Dance Hall of The Dead
Dance Hall of The Dead
Dance Hall of The Dead
Tony Hillermans Dance Hall of the Dead is a novel in a popular mystery series; however
the mystery isnt as complex as one might have thought. Yet this novel, as well as the series, is
quite popular despite its simplicity. There are many reasons this could be, two possible reasons
could be because Hillerman gives such a vivid picture of the Navajo and Zuni cultures and
respective religions.
From the very beginning the reader is exposed to the religion of the Zuni people. The
reader is immediately introduced to one of the murder victims, not by his given name but by the
Zuni spirit he will personify during a Zuni ritual welcoming of the Shalako: Shulawitsi, the
Little Fire God, member of the Counsel of the Gods and deputy to the Sun, had taped his track
shoes to his feet. In two days he led Longhorn and the council from the ancestral village to
Zuni. And when Shalako came he would be ready to dance all the night without an error. And
the Salamobia would never have to punish him (7). Even during the murder of Shulawitzi,
whom the reader comes to know as Ernesto Cata, is shrouded in the Zuni religion: It was a
Salamobia, its round yellow-circled eyes staring at him. This was the Salamobia of the mole
kiva, its masked painted the color of darkness (9). In the murder of Shorty Bowlegs, the Navajo
religion is brought in: staring at the dark humped shape of the Hogan, aware of the shrieking
curses of the wind, of the evil ghosts of a thousand generations of Dinee who rode the night
(76). Later that night Leaphorn realizes how hard the death of Shorty Bowlegs will be: this
would be [a] complicated death. No relatives to arrange of disposal of the body, to break
a hole into a wall to release Shortys ghost for its infinite wandering, to nail shut the door as
a warning and to arrange a Sing to cure any of those touched or endangered by this
death (81). These two religions, so different are bought in to emphasize each other and play up
the differences between them to captivate the reader and show them the two distinct cultures.
In the hunt for George Bowlegs Leaphorn visits a priest, Father Ingels, who tells him a bit
about the Zuni religion. The priest recounts a Zuni myth. The Zuni people had come through the
four underworlds and were hunting for the Middle Place of the Universe. Some children of the
Wood Fraternity were being carried across a river by the older people and were dropped. The
children turned into water animals, swam downstream and turned into the kachinas.
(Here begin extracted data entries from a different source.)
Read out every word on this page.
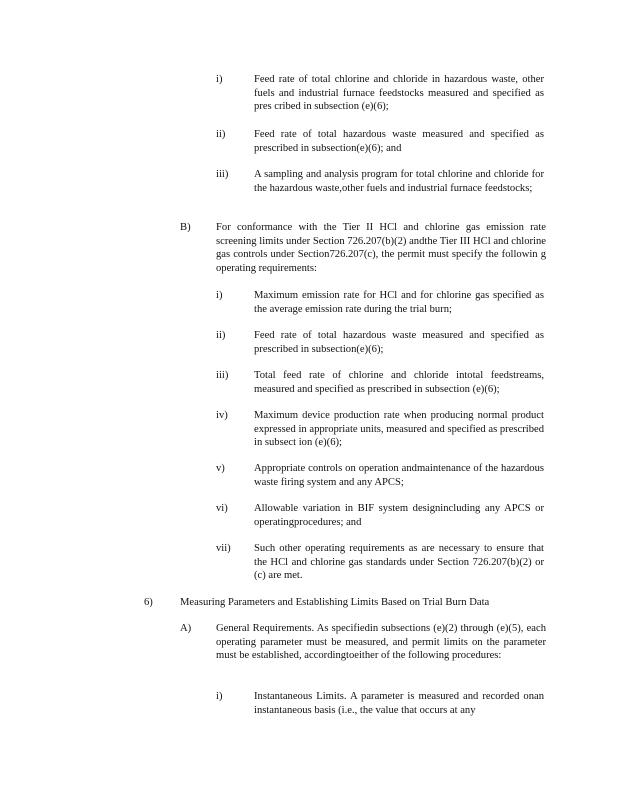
i)	Feed rate of total chlorine and chloride in hazardous waste, other fuels and industrial furnace feedstocks measured and specified as pres cribed in subsection (e)(6);
ii)	Feed rate of total hazardous waste measured and specified as prescribed in subsection(e)(6); and
iii) A sampling and analysis program for total chlorine and chloride for the hazardous waste,other fuels and industrial furnace feedstocks;
B) For conformance with the Tier II HCl and chlorine gas emission rate screening limits under Section 726.207(b)(2) andthe Tier III HCl and chlorine gas controls under Section726.207(c), the permit must specify the followin g operating requirements:
i)	Maximum emission rate for HCl and for chlorine gas specified as the average emission rate during the trial burn;
ii)	Feed rate of total hazardous waste measured and specified as prescribed in subsection(e)(6);
iii) Total feed rate of chlorine and chloride intotal feedstreams, measured and specified as prescribed in subsection (e)(6);
iv) Maximum device production rate when producing normal product expressed in appropriate units, measured and specified as prescribed in subsect ion (e)(6);
v)	Appropriate controls on operation andmaintenance of the hazardous waste firing system and any APCS;
vi) Allowable variation in BIF system designincluding any APCS or operatingprocedures; and
vii) Such other operating requirements as are necessary to ensure that the HCl and chlorine gas standards under Section 726.207(b)(2) or (c) are met.
6)	Measuring Parameters and Establishing Limits Based on Trial Burn Data
A) General Requirements. As specifiedin subsections (e)(2) through (e)(5), each operating parameter must be measured, and permit limits on the parameter must be established, accordingtoeither of the following procedures:
i)	Instantaneous Limits. A parameter is measured and recorded onan instantaneous basis (i.e., the value that occurs at any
These
kachinas would come back every year to bring rain, crops, and other blessings, to teach the
people and dance with them. Some of the Zuni would follow them, and if you followed them you
would die. So the kachinas didnt come anymore, and instead requested that masks be made to
represent them and that special men of the kivas and some fetish societies would impersonate
them (127-133). When Leaphorn goes searching for Bowlegs by the lake that he believes George
would think the Kothluwalawa would be located, the reader is introduced to the Zuni ideas
towards the killing of animals: the Zuni hunter breathed in the animals last breath. And the
prayer it was a statement of thanks that went with the drinking of the Sacred Wind of Life.
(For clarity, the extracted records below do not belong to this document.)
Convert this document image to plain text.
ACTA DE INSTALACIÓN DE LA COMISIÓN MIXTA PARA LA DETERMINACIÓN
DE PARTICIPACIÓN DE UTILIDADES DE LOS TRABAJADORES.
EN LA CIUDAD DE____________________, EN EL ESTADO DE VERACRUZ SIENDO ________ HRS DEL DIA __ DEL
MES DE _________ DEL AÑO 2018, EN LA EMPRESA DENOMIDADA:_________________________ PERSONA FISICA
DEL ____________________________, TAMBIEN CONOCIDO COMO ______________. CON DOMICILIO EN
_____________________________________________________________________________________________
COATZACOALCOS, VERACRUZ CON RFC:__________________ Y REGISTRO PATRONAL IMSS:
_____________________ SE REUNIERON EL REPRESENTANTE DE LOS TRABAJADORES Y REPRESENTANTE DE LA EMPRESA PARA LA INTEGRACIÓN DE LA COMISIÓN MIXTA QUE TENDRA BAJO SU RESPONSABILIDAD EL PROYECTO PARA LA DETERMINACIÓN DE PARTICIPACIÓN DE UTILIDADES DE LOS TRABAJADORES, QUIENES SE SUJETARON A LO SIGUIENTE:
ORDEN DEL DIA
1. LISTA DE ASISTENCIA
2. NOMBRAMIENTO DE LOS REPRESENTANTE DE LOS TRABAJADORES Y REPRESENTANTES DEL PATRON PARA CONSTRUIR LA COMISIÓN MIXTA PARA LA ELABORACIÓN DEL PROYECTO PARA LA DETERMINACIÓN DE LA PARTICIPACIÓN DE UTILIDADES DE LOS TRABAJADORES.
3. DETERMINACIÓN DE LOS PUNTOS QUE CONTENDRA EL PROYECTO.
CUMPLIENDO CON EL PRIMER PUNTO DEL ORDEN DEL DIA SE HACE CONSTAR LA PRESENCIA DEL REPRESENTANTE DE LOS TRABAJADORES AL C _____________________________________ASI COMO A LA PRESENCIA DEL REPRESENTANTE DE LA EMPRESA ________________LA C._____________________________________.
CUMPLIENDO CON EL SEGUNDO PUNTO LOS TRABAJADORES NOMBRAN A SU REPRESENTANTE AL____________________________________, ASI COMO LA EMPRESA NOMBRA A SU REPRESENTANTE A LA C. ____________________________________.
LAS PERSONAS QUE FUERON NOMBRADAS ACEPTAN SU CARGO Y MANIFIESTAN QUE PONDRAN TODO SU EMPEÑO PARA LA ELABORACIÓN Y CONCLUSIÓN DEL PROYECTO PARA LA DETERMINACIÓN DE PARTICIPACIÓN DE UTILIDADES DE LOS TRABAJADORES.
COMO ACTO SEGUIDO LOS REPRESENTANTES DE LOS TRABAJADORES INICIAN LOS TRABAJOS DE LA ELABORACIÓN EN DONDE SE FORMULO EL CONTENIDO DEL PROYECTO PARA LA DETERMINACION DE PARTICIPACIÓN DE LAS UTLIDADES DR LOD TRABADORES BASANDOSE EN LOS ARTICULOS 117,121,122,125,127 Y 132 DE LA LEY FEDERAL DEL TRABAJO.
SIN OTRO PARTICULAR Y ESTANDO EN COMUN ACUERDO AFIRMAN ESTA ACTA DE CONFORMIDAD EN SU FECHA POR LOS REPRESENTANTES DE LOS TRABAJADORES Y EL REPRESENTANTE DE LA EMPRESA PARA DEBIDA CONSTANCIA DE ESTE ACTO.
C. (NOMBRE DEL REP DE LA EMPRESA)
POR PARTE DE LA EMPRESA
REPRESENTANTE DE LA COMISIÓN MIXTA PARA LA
and of the making of the ball of deer fat, and gall, and blood from the heart and hair from the
proper places, and some fetish offerings to be buried when the deer had fallen (172).
Again while with Father Ingles Leaphorn asks if the kachinas are like the Navajos Holy
People: Not really. The kachinas arent like anything in the Navajo or white culture. We dont
have a word for this concept, and neither do you. Theyre not gods. The Zuni have only one
God. But the kachinas are different. Maybe you could call them ancestor spirits. (128).
These concepts of religion and culture are so foreign to the average American. Theyre so
far removed from the Native American cultures depicted in Hollywood; rain dances around a
huge fire, passing around a peace pipe and the white mans fire water. This is a truer depiction of
a more modern way of life on Native American reservations. This is why people keep reading
and enjoying the novel, even though the mystery isnt complex.
The cultural and religious aspects are intertwined, and the mystery is simple, but people
continue to read this novel. The religions of the Zuni and Navajo people are so integrated into
their cultures that it is hard to distinguish a cultural influence from a religious influence and a
religious one from a cultural one. To peak into the culture and religion of a people so different
from mainstream America, is exciting, captivating, and exhilarating. The way Hillerman presents
the aspects of the two peoples is well done and allows the reader to very clearly envision the
culture and religious rituals of the Navajo and Zuni portrayed in Dance Hall of the Dead.